The two ends working together
Understanding both ends of the conductivity scale helps you choose materials deliberately: low-conductivity metals to block heat where it shouldn’t go, copper to spread heat where it must be removed. A well-designed product often uses both — copper to carry heat off a chip, and a stainless or titanium element to keep that heat from reaching something sensitive.
Thermal design where it counts
On a board running hot, copper weight, thermal via placement, and substrate choice matter far more than the chassis metal. Highleap Electronics builds standard FR-4, heavy-copper, high-Tg, and metal-core (aluminum/copper) boards, and can advise on copper weight, via strategy, and stackup during a free DFM review.
Choosing a metal by thermal goal
Reduce the whole topic to the question you are actually trying to answer.
If your goal is to block heat
Reach for stainless steel or titanium for real parts — they combine low conductivity with structural strength. Bismuth and manganese score lower but are rarely usable as load-bearing components. Do not reach for lead; the myth that it is a poor conductor is false.

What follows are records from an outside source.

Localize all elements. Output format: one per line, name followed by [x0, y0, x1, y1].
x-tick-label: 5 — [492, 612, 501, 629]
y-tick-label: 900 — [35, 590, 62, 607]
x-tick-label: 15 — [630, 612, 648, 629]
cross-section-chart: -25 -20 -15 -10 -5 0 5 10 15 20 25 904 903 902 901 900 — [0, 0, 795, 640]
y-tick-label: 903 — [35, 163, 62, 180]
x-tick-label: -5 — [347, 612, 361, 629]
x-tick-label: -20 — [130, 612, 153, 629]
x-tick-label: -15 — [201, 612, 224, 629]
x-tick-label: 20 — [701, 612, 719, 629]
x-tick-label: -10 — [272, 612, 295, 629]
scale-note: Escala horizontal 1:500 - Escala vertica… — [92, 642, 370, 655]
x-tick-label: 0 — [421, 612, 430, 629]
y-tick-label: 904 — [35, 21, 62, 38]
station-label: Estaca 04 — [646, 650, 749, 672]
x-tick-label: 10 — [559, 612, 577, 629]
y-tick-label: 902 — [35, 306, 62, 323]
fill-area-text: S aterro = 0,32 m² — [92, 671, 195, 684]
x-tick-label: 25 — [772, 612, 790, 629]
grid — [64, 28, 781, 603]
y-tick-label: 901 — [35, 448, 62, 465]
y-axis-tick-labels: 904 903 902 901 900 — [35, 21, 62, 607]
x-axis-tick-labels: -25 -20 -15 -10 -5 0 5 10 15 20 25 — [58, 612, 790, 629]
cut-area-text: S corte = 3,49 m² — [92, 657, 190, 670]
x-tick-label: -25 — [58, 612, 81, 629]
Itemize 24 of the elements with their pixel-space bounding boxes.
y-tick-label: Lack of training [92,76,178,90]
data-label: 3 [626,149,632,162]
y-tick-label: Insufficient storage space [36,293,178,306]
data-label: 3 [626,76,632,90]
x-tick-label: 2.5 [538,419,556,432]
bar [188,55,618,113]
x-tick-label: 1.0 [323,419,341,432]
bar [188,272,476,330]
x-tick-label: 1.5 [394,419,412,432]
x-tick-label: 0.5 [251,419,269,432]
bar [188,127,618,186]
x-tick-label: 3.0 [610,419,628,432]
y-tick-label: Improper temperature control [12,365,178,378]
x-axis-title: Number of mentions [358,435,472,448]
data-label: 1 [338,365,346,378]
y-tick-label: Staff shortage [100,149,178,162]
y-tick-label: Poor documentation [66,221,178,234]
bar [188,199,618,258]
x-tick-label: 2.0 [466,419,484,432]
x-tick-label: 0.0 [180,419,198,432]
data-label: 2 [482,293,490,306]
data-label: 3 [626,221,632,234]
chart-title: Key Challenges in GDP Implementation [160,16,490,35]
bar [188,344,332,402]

If your goal is to move heat
Reach for copper, or aluminum where weight and cost matter more than ultimate performance. Silver is marginally better than copper but rarely justifies its price outside specialized contacts and coatings.
Discuss a thermal-critical board →
Frequently asked questions
What metal has the lowest thermal conductivity?
Among pure metals, manganese (~7.8 W/(m·K)), with bismuth a close second (~8). Radioactive plutonium and neptunium are lower still but not practical materials.
Is lead the worst heat-conducting metal?
No — that is a common myth. At ~35 W/(m·K), lead conducts several times better than manganese, bismuth, stainless steel, or titanium.
What is the lowest-conductivity metal I can actually build with?
Bismuth among pure metals you might handle; stainless steel or titanium among everyday structural metals strong enough for real parts.
Which metal conducts heat best?
Silver (~430 W/(m·K)), with copper close behind (~400) — the reason copper dominates electronics heat management.
Why do alloys conduct less heat than pure metals?
Added atoms scatter the free electrons that carry heat. Pure iron is ~80 W/(m·K); stainless steel drops to ~15–17 once alloyed with chromium and nickel.
Why is bismuth such a poor conductor despite being a heavy metal?
Bismuth is a semimetal with very few charge carriers and an electronic structure that strongly impedes electron flow, lowering both its electrical and thermal conductivity. Weight and density don’t predict conductivity.
Does low thermal conductivity mean low electrical conductivity too?
In metals, usually yes — both rely on free electrons, so a metal that conducts heat poorly tends to conduct electricity poorly as well, per the Wiedemann-Franz relationship.